Schildhaagbraam
Rubus scidularum A.Beek
Gorteria 10: 147. 1981
Holotype: L, Van de Beek A 1057, Ommen, Sahara, 20.8.1978.
Zeer forse braam met zeer brede topblaadjes, forse gebogen stekels in de losse bloeiwijze en grote roze bloemen.

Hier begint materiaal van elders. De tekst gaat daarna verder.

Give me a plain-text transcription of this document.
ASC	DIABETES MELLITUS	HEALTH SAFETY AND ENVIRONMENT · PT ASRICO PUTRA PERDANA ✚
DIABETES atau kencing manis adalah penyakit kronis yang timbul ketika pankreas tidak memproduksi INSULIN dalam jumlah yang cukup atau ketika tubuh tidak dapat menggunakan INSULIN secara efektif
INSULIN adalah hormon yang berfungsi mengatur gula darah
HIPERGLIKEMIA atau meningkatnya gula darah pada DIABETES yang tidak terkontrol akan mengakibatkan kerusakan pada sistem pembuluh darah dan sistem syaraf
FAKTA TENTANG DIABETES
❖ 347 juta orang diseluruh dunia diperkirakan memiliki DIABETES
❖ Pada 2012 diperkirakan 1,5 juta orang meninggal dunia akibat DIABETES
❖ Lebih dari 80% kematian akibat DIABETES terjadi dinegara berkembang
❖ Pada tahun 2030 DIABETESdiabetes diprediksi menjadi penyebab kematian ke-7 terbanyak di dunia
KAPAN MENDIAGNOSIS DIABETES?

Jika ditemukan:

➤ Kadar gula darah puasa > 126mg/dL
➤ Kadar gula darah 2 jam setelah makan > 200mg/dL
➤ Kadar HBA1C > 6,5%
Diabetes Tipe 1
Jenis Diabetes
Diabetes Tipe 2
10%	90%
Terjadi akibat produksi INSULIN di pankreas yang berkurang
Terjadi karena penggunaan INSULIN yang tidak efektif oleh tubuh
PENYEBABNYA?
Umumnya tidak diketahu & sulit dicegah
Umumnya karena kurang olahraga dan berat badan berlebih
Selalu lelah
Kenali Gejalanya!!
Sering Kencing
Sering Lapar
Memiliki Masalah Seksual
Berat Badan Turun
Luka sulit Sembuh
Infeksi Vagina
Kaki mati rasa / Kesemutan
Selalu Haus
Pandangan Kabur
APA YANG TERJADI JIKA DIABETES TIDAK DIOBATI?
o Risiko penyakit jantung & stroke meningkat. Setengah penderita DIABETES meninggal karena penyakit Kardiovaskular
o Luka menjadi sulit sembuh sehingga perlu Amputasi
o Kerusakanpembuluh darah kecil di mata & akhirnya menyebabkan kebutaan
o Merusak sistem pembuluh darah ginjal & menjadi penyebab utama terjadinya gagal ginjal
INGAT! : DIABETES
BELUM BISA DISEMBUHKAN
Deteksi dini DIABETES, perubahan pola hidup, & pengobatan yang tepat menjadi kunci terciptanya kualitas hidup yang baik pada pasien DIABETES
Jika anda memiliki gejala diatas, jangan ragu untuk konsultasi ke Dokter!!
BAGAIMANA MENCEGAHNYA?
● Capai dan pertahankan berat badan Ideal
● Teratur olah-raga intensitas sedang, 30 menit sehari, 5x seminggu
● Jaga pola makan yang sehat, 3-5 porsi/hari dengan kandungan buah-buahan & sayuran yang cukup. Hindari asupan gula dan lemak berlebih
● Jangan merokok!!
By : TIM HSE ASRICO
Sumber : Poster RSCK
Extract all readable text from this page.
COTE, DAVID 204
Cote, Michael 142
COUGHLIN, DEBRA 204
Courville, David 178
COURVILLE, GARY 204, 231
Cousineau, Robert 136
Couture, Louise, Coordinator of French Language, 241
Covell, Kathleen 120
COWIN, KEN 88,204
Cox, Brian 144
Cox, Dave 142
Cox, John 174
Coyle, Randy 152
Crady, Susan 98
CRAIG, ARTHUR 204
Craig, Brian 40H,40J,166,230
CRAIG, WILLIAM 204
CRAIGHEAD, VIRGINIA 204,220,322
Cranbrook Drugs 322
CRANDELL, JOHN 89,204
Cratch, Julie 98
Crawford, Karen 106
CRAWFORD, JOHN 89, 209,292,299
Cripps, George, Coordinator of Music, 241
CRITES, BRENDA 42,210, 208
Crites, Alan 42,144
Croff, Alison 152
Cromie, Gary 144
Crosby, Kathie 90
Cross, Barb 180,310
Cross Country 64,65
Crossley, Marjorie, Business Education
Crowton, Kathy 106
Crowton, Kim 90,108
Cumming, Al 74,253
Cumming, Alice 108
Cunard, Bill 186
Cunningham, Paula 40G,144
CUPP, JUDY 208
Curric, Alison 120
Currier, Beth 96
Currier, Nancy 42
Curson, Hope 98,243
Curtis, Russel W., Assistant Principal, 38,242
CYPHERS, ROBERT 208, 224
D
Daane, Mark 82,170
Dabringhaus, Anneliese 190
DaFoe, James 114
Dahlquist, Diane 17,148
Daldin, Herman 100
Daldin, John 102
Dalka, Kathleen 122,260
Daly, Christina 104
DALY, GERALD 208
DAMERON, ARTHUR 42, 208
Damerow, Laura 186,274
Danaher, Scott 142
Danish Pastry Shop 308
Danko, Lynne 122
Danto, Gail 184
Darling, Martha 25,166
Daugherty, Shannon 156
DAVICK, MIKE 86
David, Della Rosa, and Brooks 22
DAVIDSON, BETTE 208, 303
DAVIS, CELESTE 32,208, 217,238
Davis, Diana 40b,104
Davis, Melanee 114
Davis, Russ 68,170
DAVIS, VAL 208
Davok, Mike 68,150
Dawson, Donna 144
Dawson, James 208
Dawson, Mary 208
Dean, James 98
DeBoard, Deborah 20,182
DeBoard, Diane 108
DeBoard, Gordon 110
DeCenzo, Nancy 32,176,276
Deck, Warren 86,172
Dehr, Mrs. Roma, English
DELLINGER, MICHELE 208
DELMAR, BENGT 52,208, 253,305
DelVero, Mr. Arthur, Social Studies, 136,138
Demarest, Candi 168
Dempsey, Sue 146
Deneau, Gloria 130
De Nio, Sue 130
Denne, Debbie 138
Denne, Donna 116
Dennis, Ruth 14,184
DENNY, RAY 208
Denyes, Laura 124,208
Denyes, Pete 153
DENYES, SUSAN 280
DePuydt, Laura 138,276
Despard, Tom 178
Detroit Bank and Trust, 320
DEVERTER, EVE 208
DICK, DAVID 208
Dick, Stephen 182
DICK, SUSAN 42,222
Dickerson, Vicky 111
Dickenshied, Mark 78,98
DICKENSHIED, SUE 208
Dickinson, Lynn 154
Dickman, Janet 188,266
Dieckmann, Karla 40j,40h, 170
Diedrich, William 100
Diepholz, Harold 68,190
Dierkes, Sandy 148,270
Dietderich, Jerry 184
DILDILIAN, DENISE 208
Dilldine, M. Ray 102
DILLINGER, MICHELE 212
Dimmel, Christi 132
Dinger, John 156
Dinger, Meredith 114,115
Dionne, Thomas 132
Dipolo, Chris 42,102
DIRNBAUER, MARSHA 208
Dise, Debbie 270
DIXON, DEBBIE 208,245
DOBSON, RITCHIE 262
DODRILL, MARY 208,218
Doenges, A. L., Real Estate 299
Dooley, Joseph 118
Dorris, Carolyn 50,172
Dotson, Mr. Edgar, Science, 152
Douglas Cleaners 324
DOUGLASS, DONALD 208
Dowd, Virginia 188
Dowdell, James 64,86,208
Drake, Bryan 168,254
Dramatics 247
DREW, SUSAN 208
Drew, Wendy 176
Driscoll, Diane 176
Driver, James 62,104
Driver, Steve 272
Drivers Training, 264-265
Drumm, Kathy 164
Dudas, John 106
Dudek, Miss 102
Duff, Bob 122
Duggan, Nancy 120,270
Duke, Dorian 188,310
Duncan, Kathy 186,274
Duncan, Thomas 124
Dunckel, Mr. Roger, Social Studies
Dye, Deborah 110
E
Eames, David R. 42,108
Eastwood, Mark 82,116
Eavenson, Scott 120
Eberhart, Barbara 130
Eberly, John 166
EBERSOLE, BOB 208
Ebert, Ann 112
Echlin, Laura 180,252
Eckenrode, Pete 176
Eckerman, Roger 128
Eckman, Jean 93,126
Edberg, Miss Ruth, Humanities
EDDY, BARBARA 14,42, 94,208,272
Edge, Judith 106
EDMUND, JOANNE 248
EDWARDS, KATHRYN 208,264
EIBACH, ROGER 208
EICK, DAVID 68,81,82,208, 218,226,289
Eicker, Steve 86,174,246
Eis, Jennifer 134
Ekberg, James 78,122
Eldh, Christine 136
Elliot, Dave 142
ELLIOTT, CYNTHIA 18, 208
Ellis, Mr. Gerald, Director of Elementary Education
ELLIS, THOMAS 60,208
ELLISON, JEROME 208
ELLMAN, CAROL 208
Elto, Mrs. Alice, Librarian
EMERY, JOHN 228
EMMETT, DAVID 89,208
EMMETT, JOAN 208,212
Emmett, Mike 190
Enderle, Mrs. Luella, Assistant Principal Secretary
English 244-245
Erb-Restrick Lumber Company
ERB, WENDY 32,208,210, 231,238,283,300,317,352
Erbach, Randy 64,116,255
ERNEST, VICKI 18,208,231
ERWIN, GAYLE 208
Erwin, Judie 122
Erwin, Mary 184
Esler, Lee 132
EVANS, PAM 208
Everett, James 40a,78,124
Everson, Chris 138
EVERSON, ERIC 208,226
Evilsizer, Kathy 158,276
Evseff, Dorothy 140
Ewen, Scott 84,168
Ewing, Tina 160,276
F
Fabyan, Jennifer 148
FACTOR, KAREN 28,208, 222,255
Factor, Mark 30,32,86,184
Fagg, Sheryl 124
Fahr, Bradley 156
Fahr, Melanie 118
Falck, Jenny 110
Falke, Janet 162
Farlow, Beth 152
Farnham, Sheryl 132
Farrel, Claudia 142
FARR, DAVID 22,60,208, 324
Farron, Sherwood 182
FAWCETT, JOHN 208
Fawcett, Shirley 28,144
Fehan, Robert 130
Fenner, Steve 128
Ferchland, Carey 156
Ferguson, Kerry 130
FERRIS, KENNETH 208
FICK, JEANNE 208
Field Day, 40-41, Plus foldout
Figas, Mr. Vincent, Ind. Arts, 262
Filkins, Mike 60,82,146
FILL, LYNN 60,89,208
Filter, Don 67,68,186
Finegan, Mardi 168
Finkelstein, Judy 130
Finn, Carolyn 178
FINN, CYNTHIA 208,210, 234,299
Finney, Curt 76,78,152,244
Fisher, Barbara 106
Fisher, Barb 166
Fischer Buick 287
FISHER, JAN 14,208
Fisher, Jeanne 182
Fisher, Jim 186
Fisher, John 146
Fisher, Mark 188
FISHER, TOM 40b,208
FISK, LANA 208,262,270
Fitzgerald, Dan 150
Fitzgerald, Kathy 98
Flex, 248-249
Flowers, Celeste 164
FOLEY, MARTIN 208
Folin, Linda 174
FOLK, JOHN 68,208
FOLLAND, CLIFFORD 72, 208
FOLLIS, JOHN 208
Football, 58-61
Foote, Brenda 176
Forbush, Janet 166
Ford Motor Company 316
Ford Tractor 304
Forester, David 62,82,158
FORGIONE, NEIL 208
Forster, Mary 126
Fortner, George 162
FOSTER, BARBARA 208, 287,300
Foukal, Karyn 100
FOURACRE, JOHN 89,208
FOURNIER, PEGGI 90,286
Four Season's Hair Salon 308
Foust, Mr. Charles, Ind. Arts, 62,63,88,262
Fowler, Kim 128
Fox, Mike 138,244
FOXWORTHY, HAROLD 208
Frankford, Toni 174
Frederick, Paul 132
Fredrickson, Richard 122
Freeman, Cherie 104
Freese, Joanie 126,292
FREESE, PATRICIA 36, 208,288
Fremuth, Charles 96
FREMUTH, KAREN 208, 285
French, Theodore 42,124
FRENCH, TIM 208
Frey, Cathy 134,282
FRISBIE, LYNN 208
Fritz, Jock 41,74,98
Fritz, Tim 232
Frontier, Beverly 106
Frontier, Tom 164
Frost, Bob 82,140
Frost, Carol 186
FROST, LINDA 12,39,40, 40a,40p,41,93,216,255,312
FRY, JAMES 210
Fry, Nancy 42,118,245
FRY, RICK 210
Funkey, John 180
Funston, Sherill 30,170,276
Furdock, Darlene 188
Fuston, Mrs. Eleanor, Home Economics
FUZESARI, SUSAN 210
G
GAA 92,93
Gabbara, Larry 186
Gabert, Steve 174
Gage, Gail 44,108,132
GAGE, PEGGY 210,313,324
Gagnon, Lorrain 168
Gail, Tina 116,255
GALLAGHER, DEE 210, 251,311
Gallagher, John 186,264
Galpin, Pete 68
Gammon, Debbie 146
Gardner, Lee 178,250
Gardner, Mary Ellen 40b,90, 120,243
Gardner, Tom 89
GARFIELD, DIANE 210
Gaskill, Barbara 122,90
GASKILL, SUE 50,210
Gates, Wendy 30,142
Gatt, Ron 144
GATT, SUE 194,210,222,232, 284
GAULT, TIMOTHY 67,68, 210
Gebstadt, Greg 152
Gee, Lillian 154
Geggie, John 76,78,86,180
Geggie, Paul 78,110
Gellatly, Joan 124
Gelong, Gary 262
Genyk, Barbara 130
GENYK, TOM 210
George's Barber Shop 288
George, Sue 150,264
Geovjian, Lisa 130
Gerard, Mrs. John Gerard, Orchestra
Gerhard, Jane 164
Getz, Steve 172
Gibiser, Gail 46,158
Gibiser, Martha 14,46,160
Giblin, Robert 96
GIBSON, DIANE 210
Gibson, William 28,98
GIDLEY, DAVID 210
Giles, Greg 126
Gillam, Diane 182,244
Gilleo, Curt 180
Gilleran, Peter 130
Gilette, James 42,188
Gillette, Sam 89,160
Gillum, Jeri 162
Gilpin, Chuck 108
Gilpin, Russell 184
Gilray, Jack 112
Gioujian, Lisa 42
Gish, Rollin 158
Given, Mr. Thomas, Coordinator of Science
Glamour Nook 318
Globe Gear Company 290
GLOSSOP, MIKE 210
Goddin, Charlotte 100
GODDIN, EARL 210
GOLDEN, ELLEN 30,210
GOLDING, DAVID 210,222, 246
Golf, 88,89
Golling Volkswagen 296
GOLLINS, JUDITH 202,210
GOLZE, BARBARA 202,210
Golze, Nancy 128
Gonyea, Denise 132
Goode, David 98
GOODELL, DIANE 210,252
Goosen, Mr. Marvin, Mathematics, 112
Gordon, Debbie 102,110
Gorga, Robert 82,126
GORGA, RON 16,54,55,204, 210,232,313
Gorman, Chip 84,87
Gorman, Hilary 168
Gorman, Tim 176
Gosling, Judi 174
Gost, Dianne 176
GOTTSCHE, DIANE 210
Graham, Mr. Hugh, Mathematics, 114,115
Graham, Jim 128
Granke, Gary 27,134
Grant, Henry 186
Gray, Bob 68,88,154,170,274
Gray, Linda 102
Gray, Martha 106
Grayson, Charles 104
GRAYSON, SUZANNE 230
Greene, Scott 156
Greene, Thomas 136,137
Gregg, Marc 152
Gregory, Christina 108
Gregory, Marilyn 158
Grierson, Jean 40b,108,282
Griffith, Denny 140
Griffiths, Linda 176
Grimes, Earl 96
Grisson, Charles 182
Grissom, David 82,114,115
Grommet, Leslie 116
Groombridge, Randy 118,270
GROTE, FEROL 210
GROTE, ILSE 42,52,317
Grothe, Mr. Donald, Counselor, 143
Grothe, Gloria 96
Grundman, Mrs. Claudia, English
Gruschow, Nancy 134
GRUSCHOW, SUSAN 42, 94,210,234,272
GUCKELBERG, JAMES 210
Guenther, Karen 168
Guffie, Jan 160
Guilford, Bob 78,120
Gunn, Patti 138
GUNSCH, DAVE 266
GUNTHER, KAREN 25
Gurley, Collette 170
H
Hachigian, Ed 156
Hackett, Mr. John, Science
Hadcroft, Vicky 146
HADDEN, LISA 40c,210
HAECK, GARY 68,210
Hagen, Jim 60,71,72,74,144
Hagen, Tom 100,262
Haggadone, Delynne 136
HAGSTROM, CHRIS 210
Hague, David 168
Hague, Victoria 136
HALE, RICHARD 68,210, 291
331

Bladloot hoog boogvormig, scherpkantig met vlakke of gegroefde zijden, 6-10 mm dik, kaal of zwak behaard, soms met minuscule sterharen. Stekels iets ongelijk, soms gemengd met een enkele kleine kegelstekel, 7-14 per internodium, uit 4-11 mm brede voet, afstaand tot teruggericht of gebogen, sterk afgeplat, 7-10 mm lang. Steunblaadjes 11-15 mm lang, lijn- lijn-lancetvormig, vaak met enkele korte klieren. Bladsteel 6,5-10 cm lang, met 10-21 kromme stekels, matig behaard, soms met een enkele gesteelde klier. Bladeren (3-)5-tallig, aan de bovenzijde vrijwel kaal, aan de onderzijde vooral op de nerven zacht behaard, meestal tevens iets viltig. Bladeren onregelmatig, niet tot zwak periodisch gezaagd met driehoekige tanden met topspitsje, soms een enkele iets uitstaand. Topblaadje 80-109 mm lang, breed eirond of ruitvormig tot cirkelrond, met uitgerande tot diep hartvormige voet, geleidelijk tot plotseling toegespitst, soms gelobd of tot de middennerf gedeeld; breedte 77-100% van de lengte. Lengte van het steeltje 30-47% van de lengte van het blaadje.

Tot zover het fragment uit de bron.